Contents

Partition With Oversampling

Partition with oversampling

This method of partitioning is used when the percentage of successes in the output variable is very low in the dataset but we want to train the data with a particular percentage of successes.. Oversampling is executed as follows :-

  1. XLMiner™ partitions the data by taking 50% of the success values randomly in the training set. It achieves this by randomizing internally. It uses the output variable we have selected for this. The output variable we select should have only two classes. These classes can be numbers or strings.

  2. It then checks the "% success in training set" specified by you and maintains it in the training set by selecting the required records with failures randomly. 

  3. The remaining 50% of successes go to the validation set. XLMiner™ selects appropriate number of records with failures randomly so that the success percentage in validation set matches that of the original data set. 

  4. If you specify "% validation data to be taken away as test data" then XLMiner™ creates appropriate test set out of the validation set.

For illustration we take the data set, Catalog_multi.xls. It contains a response to a direct mail offer, published by DMEF, the Direct Marketing Educational FoundationIn this "Target dependent variable:buyer(yes=1)" is the output variable. The success rate is less than 1%. In some applications we prefer to train the data with around 50% success rate so we use the oversampling utility, let's see how.

Open Catalog_multi.xls. Invoke XLMiner --> Partition Data --> Partition with Oversampling.  You get the following dialog.


Data Range
The data range to be used should be specified in the Data Range box. Either type the address directly in this box, or using the reference button, mark the required data range from the worksheet. If the cell pointer (active cell) is already somewhere in the data range, XLMiner™ automatically picks up the contiguous data range surrounding the active cell.

First Row Contains Headers
When this box is checked, XLMiner™ picks up the headers from first row of the selected data range. When the box is unchecked, XLMiner™ follows the default naming convention, i.e., the variable in the first column of the selected range will be called "Var1", the second column "Var2," etc.

Variables : This box lists all the variables present in the dataset.

Variables in the partitioned data: This list box contains the names of the variables that you selected from the Variables list.

Randomization options : Check "Set Seed" and enter the desired number. 

Select all the variables under the variables list and transfer them to Variables in the partitioned data by clicking on the transfer button.

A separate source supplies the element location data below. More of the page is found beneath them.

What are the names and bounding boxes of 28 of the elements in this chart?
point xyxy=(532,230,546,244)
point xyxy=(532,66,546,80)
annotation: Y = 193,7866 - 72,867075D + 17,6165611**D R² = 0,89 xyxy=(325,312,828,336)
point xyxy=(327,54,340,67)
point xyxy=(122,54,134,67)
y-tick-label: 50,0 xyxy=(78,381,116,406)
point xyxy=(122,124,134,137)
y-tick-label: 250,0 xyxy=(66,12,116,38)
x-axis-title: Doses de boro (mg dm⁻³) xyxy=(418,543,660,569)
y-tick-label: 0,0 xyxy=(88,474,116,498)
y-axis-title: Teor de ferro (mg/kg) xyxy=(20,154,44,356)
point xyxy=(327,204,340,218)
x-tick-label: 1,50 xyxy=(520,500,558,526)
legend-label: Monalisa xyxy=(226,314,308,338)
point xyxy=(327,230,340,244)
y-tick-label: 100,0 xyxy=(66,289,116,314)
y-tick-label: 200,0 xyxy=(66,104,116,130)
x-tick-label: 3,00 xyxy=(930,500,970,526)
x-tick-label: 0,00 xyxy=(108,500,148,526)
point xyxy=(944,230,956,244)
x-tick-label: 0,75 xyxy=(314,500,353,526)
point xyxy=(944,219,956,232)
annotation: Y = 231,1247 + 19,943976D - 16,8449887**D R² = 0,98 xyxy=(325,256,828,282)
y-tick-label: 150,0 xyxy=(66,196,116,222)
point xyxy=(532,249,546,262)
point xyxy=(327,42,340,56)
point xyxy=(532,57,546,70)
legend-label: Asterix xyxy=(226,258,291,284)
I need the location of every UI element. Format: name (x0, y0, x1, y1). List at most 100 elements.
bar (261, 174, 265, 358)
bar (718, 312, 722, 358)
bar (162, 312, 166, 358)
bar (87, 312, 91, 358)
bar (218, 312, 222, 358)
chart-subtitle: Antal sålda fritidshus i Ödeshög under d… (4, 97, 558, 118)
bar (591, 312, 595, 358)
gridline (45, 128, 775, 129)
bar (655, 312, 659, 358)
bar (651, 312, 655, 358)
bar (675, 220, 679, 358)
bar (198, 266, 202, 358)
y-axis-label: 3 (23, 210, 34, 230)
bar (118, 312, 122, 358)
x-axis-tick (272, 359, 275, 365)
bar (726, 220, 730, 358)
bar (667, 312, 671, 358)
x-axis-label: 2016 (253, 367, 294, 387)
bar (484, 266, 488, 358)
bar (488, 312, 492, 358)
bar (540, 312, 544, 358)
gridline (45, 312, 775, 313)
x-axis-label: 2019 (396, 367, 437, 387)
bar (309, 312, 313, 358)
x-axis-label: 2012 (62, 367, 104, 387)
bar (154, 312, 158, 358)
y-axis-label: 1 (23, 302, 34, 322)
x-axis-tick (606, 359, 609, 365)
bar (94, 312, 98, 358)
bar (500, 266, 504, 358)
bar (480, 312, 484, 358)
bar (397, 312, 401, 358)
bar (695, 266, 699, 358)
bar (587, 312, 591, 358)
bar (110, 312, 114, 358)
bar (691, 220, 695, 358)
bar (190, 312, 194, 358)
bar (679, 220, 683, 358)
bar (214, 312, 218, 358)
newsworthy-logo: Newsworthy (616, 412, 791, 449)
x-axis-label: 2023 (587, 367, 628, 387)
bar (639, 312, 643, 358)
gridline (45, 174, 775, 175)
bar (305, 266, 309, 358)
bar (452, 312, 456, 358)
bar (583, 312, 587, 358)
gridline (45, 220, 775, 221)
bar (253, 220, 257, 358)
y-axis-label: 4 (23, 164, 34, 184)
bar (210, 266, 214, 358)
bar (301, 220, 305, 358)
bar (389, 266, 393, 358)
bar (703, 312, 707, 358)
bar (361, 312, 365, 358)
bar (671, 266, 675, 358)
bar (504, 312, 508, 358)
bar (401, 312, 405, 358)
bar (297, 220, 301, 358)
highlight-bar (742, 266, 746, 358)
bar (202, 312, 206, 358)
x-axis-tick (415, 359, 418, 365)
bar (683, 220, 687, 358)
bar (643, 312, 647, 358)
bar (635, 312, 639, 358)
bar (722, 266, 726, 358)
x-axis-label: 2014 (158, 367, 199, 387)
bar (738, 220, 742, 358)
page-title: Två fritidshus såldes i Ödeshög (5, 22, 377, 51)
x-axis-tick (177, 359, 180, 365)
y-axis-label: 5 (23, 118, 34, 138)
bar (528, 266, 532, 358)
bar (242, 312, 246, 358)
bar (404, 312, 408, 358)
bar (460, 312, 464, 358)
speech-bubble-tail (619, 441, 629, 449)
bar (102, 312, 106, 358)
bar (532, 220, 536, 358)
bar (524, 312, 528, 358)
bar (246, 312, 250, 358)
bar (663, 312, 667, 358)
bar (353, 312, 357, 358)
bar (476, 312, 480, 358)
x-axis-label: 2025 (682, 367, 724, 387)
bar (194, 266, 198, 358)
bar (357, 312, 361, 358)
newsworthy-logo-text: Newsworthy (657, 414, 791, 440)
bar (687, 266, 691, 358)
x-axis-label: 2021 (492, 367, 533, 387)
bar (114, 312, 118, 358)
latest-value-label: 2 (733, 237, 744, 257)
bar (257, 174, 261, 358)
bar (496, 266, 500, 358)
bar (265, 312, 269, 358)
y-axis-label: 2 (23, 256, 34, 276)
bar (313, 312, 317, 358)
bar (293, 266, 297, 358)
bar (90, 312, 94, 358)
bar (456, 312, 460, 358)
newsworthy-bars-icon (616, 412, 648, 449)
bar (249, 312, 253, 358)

We can now select the output variable. Click on Target dependent variable:buyer(yes=1) in the list. As soon as you select it, you will see the selection button under "Output variable" activated. Click on it. This helps selecting the output variable. Remember, the output variable should have only two distinct classes.

The options under "Output options" show the values relevant to the output variable we have chosen.

#Classes : This shows how many classes (distinct values) are present in the output variable.

Specify Success class : You can select which value of the output variable you want as success. Immediately, XLMiner™ shows its percentage in the data set in front of % of success in data set.

Specify % success in training set : You can select what percentage of success you will like the Training set to have. XLMiner™ will select those many successes randomly and select the remaining failures randomly.

Once the training set is made, XLMiner™ attributes the remaining successes to validation set randomly, combining as many failures randomly as to maintain the % of successes same as that of the original data set.

Specify % validation data to be taken away as test data : Here we specify what %ge of validation will be used as test set, if we want a test set.

Let us make the following selection :

Select Ok. We get the following output.

Let us see how XLMiner™ arrived at the #records that we see in the oversampling sheet. If you take a look at the data set, the output variable contains 576 1's. We have taken 1 as the success class. We have specified 50% successes in the training set so XLMiner™ takes 50% of 1's randomly in the partition and takes other 50% of 0's. So the training set has 576 records.

The oversampling sheet above shows that the %ge of successes in the data set is 0.989605704. XLMiner™ maintains this percentage in the validation set. It allocates the remaining 1's ( 50% of 576, ie. 288 in all) randomly to the validation set. Then it selects so many 0's so that the success percentage in validation set is same as that in the original data set. If we calculate the total #records in validation set, it comes to 29102. On allotting 50% of it to the test set, each of them has 14551 rows.